Following the conclusion of his U Sports football career, Lalama re-signed with the Eskimos on February 13, 2017. However, he was among the final cuts on June 18, 2017, at the conclusion of 2017 training camp.

===Montreal Alouettes===
On July 5, 2017, it was announced that Lalama had signed a practice roster agreement with the Montreal Alouettes. He was promoted to the active roster and played in his first professional football game on July 14, 2017, against the Calgary Stampeders. For the 2017 season, he played in 15 regular season games and recorded 10 special teams tackles. He missed the entire 2018 season after suffering a shoulder injury during 2018 training camp.

===Winnipeg Blue Bombers===
Upon becoming a free agent, Lalama signed with his hometown Winnipeg Blue Bombers on February 15, 2019. He played in the first seven games of the 2019 Winnipeg Blue Bombers season and recorded one special teams tackle before being a healthy scratch in the eighth game.
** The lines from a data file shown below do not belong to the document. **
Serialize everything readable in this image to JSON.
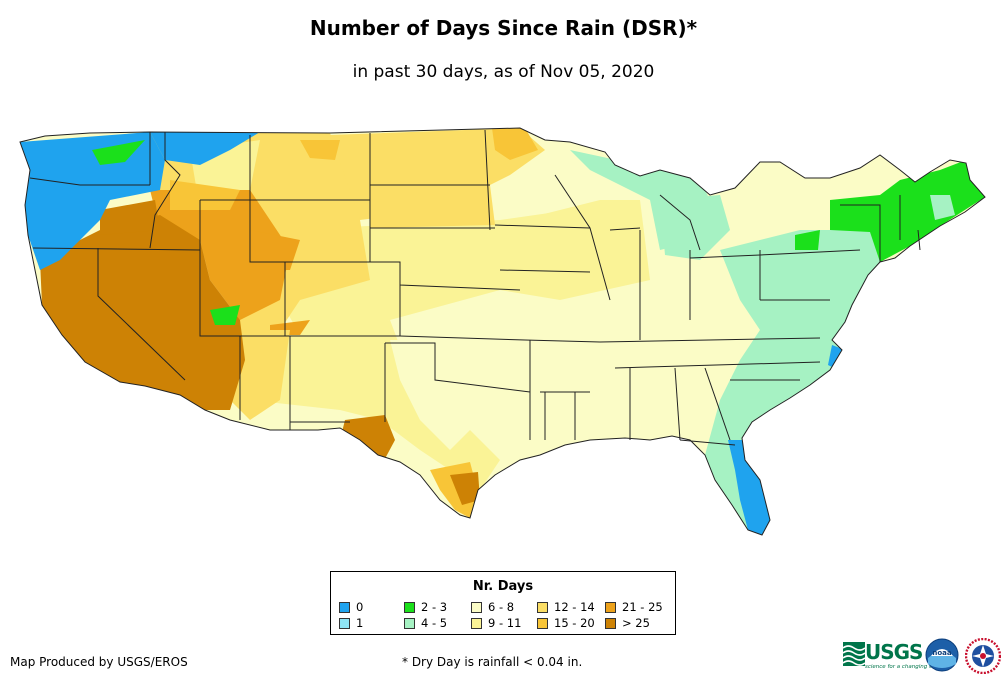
{
  "title": "Number of Days Since Rain (DSR)*",
  "subtitle": "in past 30 days, as of Nov 05, 2020",
  "legend": {
    "title": "Nr. Days",
    "items": [
      {
        "label": "0",
        "color": "#1fa3ee"
      },
      {
        "label": "1",
        "color": "#8fe4f4"
      },
      {
        "label": "2 - 3",
        "color": "#1be01b"
      },
      {
        "label": "4 - 5",
        "color": "#a6f2c3"
      },
      {
        "label": "6 - 8",
        "color": "#fbfcc6"
      },
      {
        "label": "9 - 11",
        "color": "#faf396"
      },
      {
        "label": "12 - 14",
        "color": "#fbde65"
      },
      {
        "label": "15 - 20",
        "color": "#f8c537"
      },
      {
        "label": "21 - 25",
        "color": "#eda21b"
      },
      {
        "label": "> 25",
        "color": "#cd8205"
      }
    ]
  },
  "credit": "Map Produced by USGS/EROS",
  "note": "* Dry Day is rainfall < 0.04 in.",
  "logos": {
    "usgs_text": "USGS",
    "usgs_tagline": "science for a changing world",
    "noaa_text": "noaa"
  }
}
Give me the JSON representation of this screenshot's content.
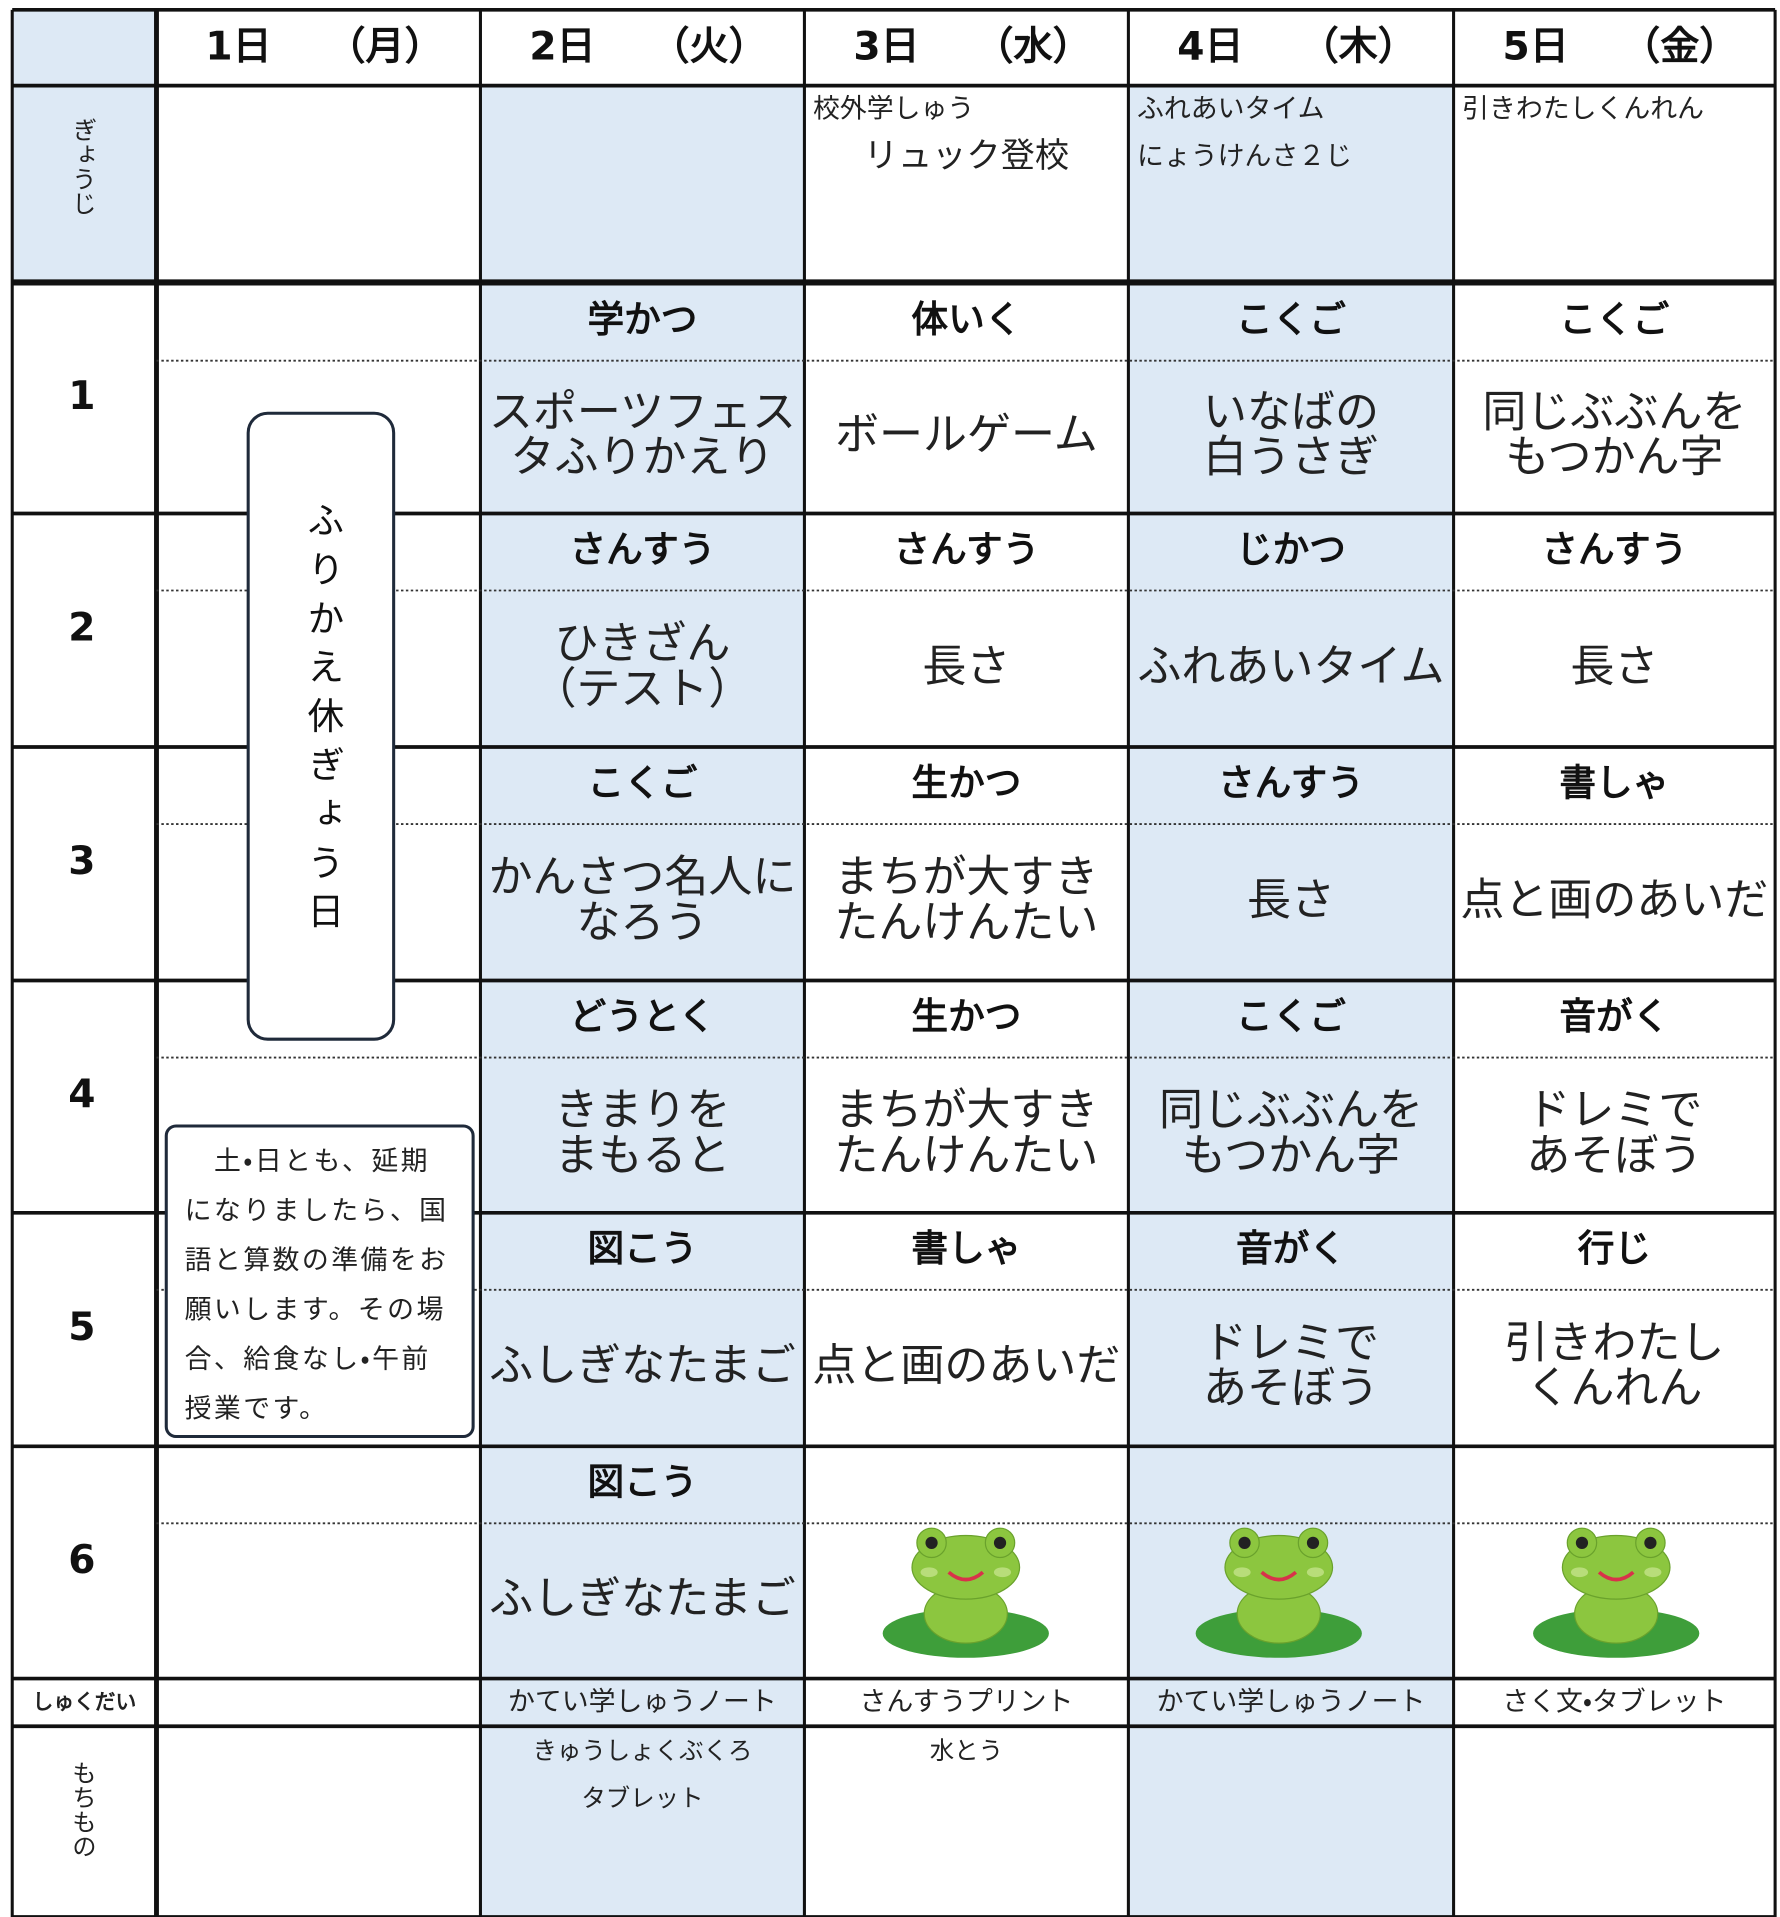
{
  "header": {
    "days": [
      {
        "day": "1日",
        "weekday": "（月）"
      },
      {
        "day": "2日",
        "weekday": "（火）"
      },
      {
        "day": "3日",
        "weekday": "（水）"
      },
      {
        "day": "4日",
        "weekday": "（木）"
      },
      {
        "day": "5日",
        "weekday": "（金）"
      }
    ]
  },
  "row_labels": {
    "gyouji": "ぎょうじ",
    "shukudai": "しゅくだい",
    "mochimono": "もちもの"
  },
  "gyouji": [
    null,
    null,
    [
      "校外学しゅう",
      "リュック登校"
    ],
    [
      "ふれあいタイム",
      "にょうけんさ２じ"
    ],
    [
      "引きわたしくんれん"
    ]
  ],
  "periods": [
    {
      "label": "1",
      "cells": [
        null,
        {
          "subject": "学かつ",
          "content": [
            "スポーツフェス",
            "タふりかえり"
          ]
        },
        {
          "subject": "体いく",
          "content": [
            "ボールゲーム"
          ]
        },
        {
          "subject": "こくご",
          "content": [
            "いなばの",
            "白うさぎ"
          ]
        },
        {
          "subject": "こくご",
          "content": [
            "同じぶぶんを",
            "もつかん字"
          ]
        }
      ]
    },
    {
      "label": "2",
      "cells": [
        null,
        {
          "subject": "さんすう",
          "content": [
            "ひきざん",
            "（テスト）"
          ]
        },
        {
          "subject": "さんすう",
          "content": [
            "長さ"
          ]
        },
        {
          "subject": "じかつ",
          "content": [
            "ふれあいタイム"
          ]
        },
        {
          "subject": "さんすう",
          "content": [
            "長さ"
          ]
        }
      ]
    },
    {
      "label": "3",
      "cells": [
        null,
        {
          "subject": "こくご",
          "content": [
            "かんさつ名人に",
            "なろう"
          ]
        },
        {
          "subject": "生かつ",
          "content": [
            "まちが大すき",
            "たんけんたい"
          ]
        },
        {
          "subject": "さんすう",
          "content": [
            "長さ"
          ]
        },
        {
          "subject": "書しゃ",
          "content": [
            "点と画のあいだ"
          ]
        }
      ]
    },
    {
      "label": "4",
      "cells": [
        null,
        {
          "subject": "どうとく",
          "content": [
            "きまりを",
            "まもると"
          ]
        },
        {
          "subject": "生かつ",
          "content": [
            "まちが大すき",
            "たんけんたい"
          ]
        },
        {
          "subject": "こくご",
          "content": [
            "同じぶぶんを",
            "もつかん字"
          ]
        },
        {
          "subject": "音がく",
          "content": [
            "ドレミで",
            "あそぼう"
          ]
        }
      ]
    },
    {
      "label": "5",
      "cells": [
        null,
        {
          "subject": "図こう",
          "content": [
            "ふしぎなたまご"
          ]
        },
        {
          "subject": "書しゃ",
          "content": [
            "点と画のあいだ"
          ]
        },
        {
          "subject": "音がく",
          "content": [
            "ドレミで",
            "あそぼう"
          ]
        },
        {
          "subject": "行じ",
          "content": [
            "引きわたし",
            "くんれん"
          ]
        }
      ]
    },
    {
      "label": "6",
      "cells": [
        null,
        {
          "subject": "図こう",
          "content": [
            "ふしぎなたまご"
          ]
        },
        null,
        null,
        null
      ]
    }
  ],
  "monday_note": "ふりかえ休ぎょう日",
  "notice": [
    "土・日とも、延期",
    "になりましたら、国",
    "語と算数の準備をお",
    "願いします。その場",
    "合、給食なし・午前",
    "授業です。"
  ],
  "shukudai": [
    null,
    "かてい学しゅうノート",
    "さんすうプリント",
    "かてい学しゅうノート",
    "さく文・タブレット"
  ],
  "mochimono": [
    null,
    [
      "きゅうしょくぶくろ",
      "タブレット"
    ],
    [
      "水とう"
    ],
    null,
    null
  ]
}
He declined a practice roster spot with the team and became a free agent on August 14, 2019.

===Montreal Alouettes (II)===
Shortly after his Blue Bombers release, Lalama was re-signed by the Alouettes on August 15, 2019. He played in 11 regular season games, including starting in two at the end of the season for the playoff-bound team. For the last game of the 2019 regular season against the Ottawa Redblacks, he was named a CFL Top Performer for the week after he recorded a career-high 10 defensive tackles, one sack, and one special teams tackle. In the game, he also served as the team's long snapper following an injury to the team's incumbent, Martin Bédard. Following the end of the season, Lalama signed a one-year contract extension with the Alouettes. He re-signed with the Alouettes again on January 20, 2021. He was placed on the suspended list on July 6, 2021.

===Calgary Stampeders===
On February 9, 2022, Lalama signed with the Calgary Stampeders, but retired prior to the 2022 season.

==Coaching career==
While sitting out the 2021 CFL season, Lalama coached for the Manitoba Bisons as a special teams assistant. On June 6, 2022, it was announced that Lalama had been promoted and would be the team's linebackers coach.